I agree with Valguard’s approach, though not his numbers. The point is that the question is not what the average number of people is, but what is the most likely number of matches is. As MikeS suggests, we need to find the mode rather than the mean.
The place where I disagree with Valguard is that I think his calculation of p is wrong. If it were right, the sum over all the possible number of answers should add up to 1, but if you sum them, it’s much less. The way I look at it, you first “mark” 6,100 people out of the 60,000, and then pick 3,500 people from the 60,000 at random. You then sum the number of people who you’ve now selected who have been marked by the initial selection. In that model, p would be 6100/60000 = 0.10166666…
In bc, the Unix calculator, I defined the three functions:
define f(a) {
if (a > 1)
return (a * f(a-1));
return (1);
}
define c(a,b) {
return (f(a)/f(b)/f(a-b));
}
define m(p,n,t) {
return (c(t,n) * p^n * (1-p)^(t-n));
}
Where f is the factorial function, c is the choose function, and m is the chance that you get n successes out of t trials when the probability for one success is p. I ran this with 450 digits of precision, where p = 0.101666666666667 and t = 3500. The function m() hit its maximal value at n = 355 successes, which interestingly enough is quite close to the mean calculated by Tyrrell McAllister at the beginning of this thread.

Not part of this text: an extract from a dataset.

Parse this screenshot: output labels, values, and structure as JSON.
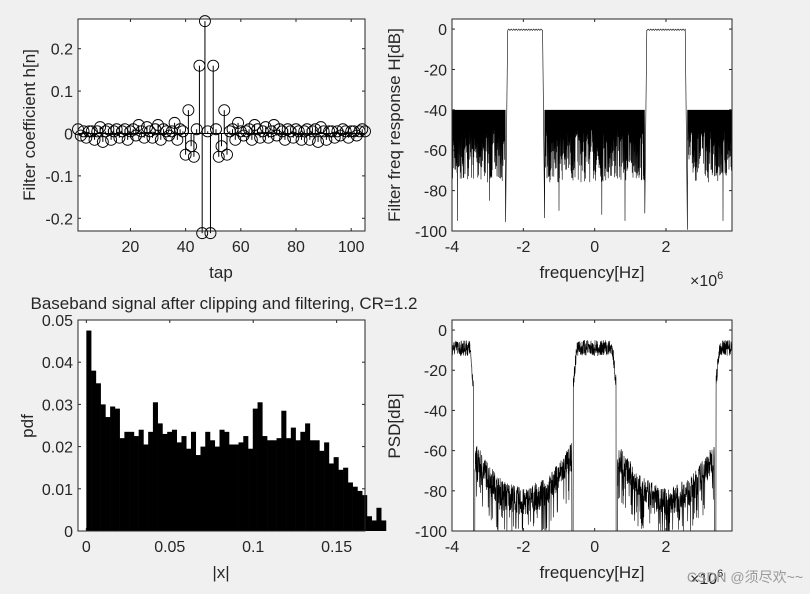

A sample of the probabilities I got:
n = 0: 1.07473603544798e-161%
n = 300: 0.01436011140540525%
n = 350: 2.13020672765995334%
n = 354: 2.22419553669614445%
n = 355: 2.23071660438062294%
n = 356: 2.23026321614830110%
n = 400: 0.11137275995696081%
n = 450: 4.97431757661914e-6%
And summing up all the probabilities up to n = 450, the probability that 0 <= n <= 450 is 99.999984284%, which implies that we are converging to 100%, which is what we expect.

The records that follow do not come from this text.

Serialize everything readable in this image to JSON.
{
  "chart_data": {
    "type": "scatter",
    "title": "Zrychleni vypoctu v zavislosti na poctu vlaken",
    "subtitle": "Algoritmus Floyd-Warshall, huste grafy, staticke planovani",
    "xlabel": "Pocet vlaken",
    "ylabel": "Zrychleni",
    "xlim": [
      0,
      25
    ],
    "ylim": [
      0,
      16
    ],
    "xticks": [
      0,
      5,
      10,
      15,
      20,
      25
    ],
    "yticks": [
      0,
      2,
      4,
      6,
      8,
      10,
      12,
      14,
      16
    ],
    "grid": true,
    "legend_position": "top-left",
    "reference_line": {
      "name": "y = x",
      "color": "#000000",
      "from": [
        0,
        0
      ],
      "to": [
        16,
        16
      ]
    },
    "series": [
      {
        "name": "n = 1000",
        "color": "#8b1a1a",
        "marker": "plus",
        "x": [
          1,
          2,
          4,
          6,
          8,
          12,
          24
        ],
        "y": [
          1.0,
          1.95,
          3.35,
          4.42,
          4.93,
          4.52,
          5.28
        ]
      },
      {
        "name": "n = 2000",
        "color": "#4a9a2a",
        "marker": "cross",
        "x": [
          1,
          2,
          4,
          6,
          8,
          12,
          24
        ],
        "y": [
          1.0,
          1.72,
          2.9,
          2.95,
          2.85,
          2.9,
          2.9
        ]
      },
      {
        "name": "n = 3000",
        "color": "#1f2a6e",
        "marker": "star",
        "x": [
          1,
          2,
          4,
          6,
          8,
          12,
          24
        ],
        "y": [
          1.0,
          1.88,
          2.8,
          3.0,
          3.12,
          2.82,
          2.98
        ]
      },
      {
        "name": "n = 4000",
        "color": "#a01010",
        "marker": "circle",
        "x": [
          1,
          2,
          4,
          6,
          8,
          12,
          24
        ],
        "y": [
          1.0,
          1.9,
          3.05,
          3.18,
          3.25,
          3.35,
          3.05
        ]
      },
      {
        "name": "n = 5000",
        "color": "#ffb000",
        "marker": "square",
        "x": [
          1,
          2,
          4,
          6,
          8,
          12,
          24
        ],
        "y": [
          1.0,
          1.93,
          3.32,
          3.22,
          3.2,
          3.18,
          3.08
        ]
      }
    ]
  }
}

So, to sum up, if you ran a simulation many times, the average number of successes that you’d get would probably be close to 356, but the most common result would probably be 355 successes. How many is many? Well, the probability for 356 successes is so close to 355, you would need to run it billions of times. If I recall the equation correctly, you’d need to run it at least 1/(0.0223071660438062294 - 0.0223026321614830110)[sup]2[/sup] = 48,647,386,373 times to get a statistically significant difference.